“Lefse is a rather unusual flatbread of Scandinavian origin…it is easy to prepare and delightful to eat.”
-James Beard, Beard on Bread
Since I grew up in northern Minnesota, where it seems like everyone has a Swedish great-grandmother, a Norwegian grandfather, or a Finnish surname, I am familiar with lefse. (And for the record, I’m also one-quarter Finnish.) Making a delicious batch of lefse seemed like the perfect way to start off my holiday weekend.
Here are the ingredients:
The brown bag in the front is cardamom, a spice which is frequently used in Scandinavian baking. My father makes an incredible cardamom bread using my great-grandmother’s recipe.

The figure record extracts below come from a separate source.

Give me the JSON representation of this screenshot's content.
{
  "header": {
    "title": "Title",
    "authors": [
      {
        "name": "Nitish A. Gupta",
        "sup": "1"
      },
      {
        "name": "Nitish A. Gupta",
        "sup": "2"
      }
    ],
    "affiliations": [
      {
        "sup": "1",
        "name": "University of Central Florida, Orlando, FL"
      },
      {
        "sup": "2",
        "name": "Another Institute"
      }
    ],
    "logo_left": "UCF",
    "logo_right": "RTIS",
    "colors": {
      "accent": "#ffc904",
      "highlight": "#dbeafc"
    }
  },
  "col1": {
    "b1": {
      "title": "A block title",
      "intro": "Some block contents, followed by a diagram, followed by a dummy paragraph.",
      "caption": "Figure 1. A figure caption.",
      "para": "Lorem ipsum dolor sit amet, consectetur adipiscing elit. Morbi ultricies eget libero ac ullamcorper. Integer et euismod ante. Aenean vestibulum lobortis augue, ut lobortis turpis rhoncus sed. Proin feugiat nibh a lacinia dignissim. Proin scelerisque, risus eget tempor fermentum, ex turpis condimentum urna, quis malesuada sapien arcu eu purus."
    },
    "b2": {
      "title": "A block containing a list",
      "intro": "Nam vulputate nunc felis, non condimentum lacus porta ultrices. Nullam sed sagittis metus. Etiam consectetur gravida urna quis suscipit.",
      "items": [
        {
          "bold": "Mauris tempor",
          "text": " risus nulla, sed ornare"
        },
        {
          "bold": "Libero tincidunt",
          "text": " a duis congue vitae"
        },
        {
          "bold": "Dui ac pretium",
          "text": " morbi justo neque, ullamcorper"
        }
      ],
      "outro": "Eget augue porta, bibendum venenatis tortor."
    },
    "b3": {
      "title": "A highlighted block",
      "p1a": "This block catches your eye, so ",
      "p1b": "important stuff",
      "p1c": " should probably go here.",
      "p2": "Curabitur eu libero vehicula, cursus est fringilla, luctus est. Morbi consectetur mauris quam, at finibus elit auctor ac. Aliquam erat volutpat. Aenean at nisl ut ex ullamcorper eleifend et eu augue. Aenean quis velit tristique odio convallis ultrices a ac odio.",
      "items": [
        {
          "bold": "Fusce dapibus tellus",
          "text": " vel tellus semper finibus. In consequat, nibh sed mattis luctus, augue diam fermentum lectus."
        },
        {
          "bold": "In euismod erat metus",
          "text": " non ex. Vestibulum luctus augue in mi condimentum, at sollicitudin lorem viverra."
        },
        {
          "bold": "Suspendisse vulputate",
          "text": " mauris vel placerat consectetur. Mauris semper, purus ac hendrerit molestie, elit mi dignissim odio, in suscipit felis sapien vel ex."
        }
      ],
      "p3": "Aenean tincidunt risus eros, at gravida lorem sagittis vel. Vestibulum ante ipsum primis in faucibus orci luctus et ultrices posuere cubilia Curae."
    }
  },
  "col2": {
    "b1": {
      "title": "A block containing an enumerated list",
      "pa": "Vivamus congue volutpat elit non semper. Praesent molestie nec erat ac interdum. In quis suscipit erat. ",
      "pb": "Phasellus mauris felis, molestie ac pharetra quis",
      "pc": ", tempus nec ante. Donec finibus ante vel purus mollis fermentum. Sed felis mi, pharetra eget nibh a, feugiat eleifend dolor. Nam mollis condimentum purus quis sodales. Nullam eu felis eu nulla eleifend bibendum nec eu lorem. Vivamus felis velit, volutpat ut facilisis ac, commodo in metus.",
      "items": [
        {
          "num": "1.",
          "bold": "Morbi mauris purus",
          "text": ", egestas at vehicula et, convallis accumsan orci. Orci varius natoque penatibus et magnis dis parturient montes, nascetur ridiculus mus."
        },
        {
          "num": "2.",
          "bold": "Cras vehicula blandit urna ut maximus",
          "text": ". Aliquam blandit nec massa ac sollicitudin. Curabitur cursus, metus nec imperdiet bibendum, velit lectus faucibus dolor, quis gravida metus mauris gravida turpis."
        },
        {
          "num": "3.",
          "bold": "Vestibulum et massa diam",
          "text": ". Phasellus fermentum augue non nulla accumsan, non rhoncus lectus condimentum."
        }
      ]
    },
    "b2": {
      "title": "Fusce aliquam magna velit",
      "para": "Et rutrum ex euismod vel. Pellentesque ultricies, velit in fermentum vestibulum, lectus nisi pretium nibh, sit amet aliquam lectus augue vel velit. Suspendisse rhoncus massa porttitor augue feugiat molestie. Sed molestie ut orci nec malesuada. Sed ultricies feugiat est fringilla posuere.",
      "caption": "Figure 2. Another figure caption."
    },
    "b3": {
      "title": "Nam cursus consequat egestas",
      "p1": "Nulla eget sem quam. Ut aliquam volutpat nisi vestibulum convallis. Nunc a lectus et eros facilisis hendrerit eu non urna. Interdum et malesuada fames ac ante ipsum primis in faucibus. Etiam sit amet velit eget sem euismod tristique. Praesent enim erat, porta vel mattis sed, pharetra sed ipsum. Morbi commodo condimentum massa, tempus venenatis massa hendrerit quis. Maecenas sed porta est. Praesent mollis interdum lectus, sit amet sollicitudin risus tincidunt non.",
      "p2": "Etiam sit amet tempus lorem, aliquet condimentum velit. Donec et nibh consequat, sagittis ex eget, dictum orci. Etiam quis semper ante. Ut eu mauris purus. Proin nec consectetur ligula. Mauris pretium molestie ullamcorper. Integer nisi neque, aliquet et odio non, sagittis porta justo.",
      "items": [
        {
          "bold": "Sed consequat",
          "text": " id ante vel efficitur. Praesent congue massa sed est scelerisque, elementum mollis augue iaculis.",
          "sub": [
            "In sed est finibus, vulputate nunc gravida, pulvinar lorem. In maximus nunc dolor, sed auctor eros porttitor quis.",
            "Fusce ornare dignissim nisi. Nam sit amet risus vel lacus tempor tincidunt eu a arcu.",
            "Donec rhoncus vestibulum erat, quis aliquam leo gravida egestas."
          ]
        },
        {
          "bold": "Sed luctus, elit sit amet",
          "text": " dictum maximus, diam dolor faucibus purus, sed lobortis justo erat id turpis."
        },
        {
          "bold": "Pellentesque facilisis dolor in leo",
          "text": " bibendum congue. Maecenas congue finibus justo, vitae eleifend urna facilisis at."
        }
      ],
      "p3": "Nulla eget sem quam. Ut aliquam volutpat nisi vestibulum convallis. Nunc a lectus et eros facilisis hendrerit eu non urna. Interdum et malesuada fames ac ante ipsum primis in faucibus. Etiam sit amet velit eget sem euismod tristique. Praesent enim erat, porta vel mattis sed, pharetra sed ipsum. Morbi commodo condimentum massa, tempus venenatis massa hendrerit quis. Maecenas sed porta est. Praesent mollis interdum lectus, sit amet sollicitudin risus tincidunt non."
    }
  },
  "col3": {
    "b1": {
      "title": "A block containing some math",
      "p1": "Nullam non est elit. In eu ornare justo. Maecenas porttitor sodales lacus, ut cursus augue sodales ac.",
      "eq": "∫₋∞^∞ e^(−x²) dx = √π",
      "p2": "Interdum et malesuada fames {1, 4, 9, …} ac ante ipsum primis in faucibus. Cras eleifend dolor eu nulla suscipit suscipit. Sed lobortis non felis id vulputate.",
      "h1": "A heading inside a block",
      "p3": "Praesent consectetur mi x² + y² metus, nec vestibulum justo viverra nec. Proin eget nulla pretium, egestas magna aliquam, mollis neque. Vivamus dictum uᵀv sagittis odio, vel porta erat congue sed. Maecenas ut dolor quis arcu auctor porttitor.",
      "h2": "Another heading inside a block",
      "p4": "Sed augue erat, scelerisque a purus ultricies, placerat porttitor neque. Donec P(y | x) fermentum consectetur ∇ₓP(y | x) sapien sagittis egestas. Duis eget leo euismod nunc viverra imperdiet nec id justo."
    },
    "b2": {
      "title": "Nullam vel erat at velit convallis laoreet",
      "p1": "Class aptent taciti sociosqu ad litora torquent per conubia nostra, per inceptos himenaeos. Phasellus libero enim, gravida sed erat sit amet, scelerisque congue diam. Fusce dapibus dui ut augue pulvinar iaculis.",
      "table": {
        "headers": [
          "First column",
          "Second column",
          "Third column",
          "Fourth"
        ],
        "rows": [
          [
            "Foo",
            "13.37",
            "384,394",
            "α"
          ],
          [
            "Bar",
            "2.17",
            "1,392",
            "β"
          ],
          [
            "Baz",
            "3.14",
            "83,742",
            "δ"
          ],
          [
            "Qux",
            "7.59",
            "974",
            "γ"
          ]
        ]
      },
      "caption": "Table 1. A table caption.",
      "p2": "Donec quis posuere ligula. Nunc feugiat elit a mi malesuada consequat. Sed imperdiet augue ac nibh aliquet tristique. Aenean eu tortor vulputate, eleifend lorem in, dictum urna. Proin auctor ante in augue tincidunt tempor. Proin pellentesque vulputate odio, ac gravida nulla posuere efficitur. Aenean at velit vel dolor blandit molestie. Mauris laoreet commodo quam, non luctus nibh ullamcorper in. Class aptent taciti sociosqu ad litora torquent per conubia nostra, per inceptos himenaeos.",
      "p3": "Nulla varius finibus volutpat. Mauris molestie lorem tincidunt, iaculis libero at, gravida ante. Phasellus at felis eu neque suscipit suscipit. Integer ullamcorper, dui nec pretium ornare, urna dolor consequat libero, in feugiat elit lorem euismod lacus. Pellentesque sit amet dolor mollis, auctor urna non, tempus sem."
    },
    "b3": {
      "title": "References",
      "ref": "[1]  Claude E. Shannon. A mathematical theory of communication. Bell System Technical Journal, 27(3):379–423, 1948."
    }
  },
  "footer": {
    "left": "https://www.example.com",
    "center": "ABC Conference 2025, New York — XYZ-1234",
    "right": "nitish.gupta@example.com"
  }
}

The lefse was easy to prepare–I just had to mix all the ingredients together and roll out the dough. I mixed 3 cups of flour into my dough instead of the 3 1/2 called for by the recipe, using the extra 1/2 cup to flour my rolling surface and the rolling pin.
Lefse is definitely trickier than Beard lets on. In my experience, lefse is a very thin bread, about the thickness of a pancake, and it is served rolled up. Actually rolling dough that thin is a challenge. My first batch was definitely too thick–after cooking on the griddle the pieces puffed up to almost one-half inch. By the third batch, I was able to get a much thinner bread, but still not thin enough to roll up.
Thickness issues aside, the lefse was delicious. It had a perfect amount of sweetness and a delicate, rather than overpowering, flavor from the cardamom. Mike and I ate our way through most of the batch and just like Beard said it would be, it was delightful.